Battle of Rammekens Zeeuws Museum (

My favourite part of maritime heritage is not the first thing you might think of when you hear the term ‘maritime heritage’. It is not a ship or anything found on or under the water. Still it has a strong, but indirect connection to the maritime history of the province of Zeeland. I have chosen the ‘wandtapijten van de Staten van Zeeland’ as my favourite part of maritime cultural heritage for a multitude of reasons.
These tapestries were commissioned by the Staten van Zeeland to strengthen its own power, because it had been only about fifteen years (1648) since the Spanish invaders had been defeated.  Over the course of fifteen years six tapestries were made of which five display the battles of Bergen op Zoom, the battle of Rammekens, the battle of Lillo, the siege of Veere in two parts and the battle of Zierikzee. The other one and, the last one to be made, was the weapon tapestry which is also significantly smaller in size compared to the others. This tapestry was meant to hang centrally above the hearth place as it signified the regime of the newly formed province, consisting of the cities of Middelburg, Zierikzee, Goes, Tholen, Vlissingen and Veere. Thus, the tapestries not only contain a very important story about the development of Zeeland as a sovereign state, but also celebrate the freedom of the from then on independent cities of Zeeland and its inhabitants.
One thing that I really like about these tapestries is that they are not trying to glorify the soldiers of the battles or to praise heroic deeds. These tapestries should rather be compared to a kind of history book rather than just an ordinary political symbol.
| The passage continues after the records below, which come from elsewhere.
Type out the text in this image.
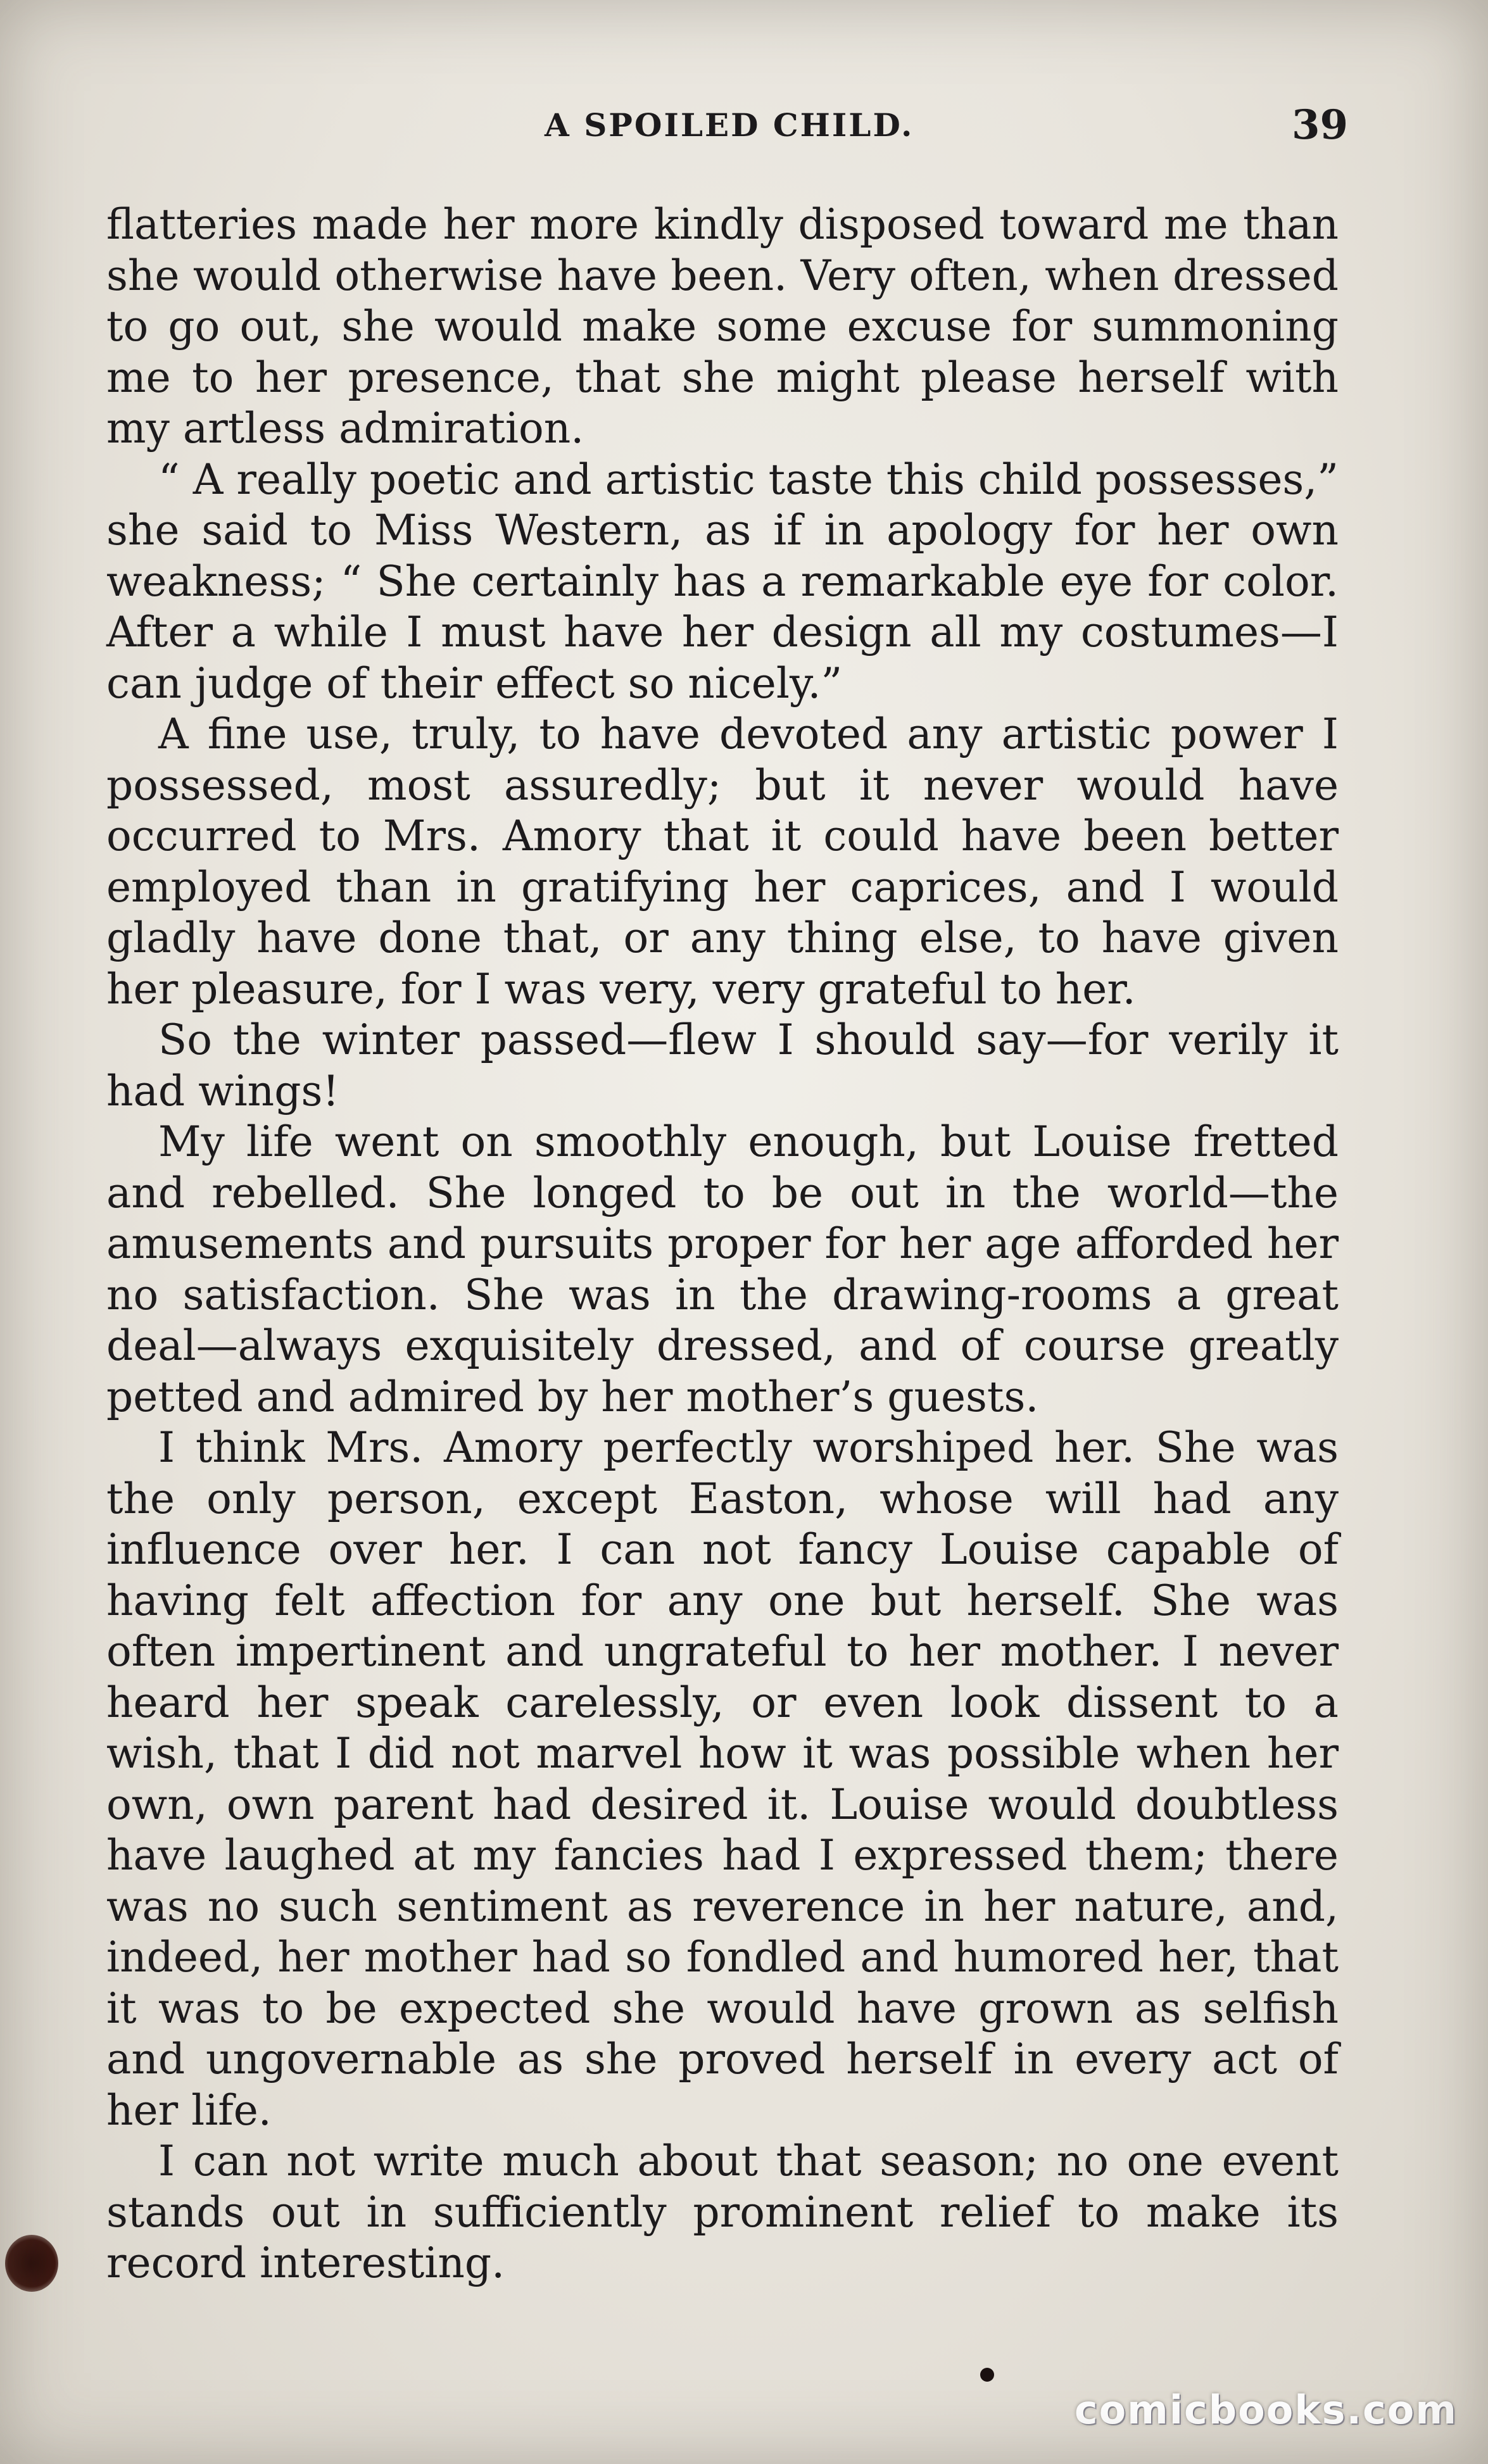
A SPOILED CHILD.	39

flatteries made her more kindly disposed toward me than she would otherwise have been. Very often, when dressed to go out, she would make some excuse for summoning me to her presence, that she might please herself with my artless admiration.

“ A really poetic and artistic taste this child possesses,” she said to Miss Western, as if in apology for her own weakness; “ She certainly has a remarkable eye for color. After a while I must have her design all my costumes—I can judge of their effect so nicely.”

A fine use, truly, to have devoted any artistic power I possessed, most assuredly; but it never would have occurred to Mrs. Amory that it could have been better employed than in gratifying her caprices, and I would gladly have done that, or any thing else, to have given her pleasure, for I was very, very grateful to her.

So the winter passed—flew I should say—for verily it had wings!

My life went on smoothly enough, but Louise fretted and rebelled. She longed to be out in the world—the amusements and pursuits proper for her age afforded her no satisfaction. She was in the drawing-rooms a great deal—always exquisitely dressed, and of course greatly petted and admired by her mother’s guests.

I think Mrs. Amory perfectly worshiped her. She was the only person, except Easton, whose will had any influence over her. I can not fancy Louise capable of having felt affection for any one but herself. She was often impertinent and ungrateful to her mother. I never heard her speak carelessly, or even look dissent to a wish, that I did not marvel how it was possible when her own, own parent had desired it. Louise would doubtless have laughed at my fancies had I expressed them; there was no such sentiment as reverence in her nature, and, indeed, her mother had so fondled and humored her, that it was to be expected she would have grown as selfish and ungovernable as she proved herself in every act of her life.

I can not write much about that season; no one event stands out in sufficiently prominent relief to make its record interesting.

comicbooks.com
In my opinion, not trying to glorify battles but rather focussing on what this resulted in is quite similar to the way liberation day is celebrated in the Netherlands. The day after we remembered the fallen of WW I and WW II and of wars all over the world, we celebrate that we are able to live in freedom and peace and should keep this stability.
These tapestries are thus an early example of this universal thought of what peace time should look like and that we should try to always keep it. For this reason, I truly believe that these tapestries and their often hidden meaning are a very important part of our Dutch maritime cultural heritage.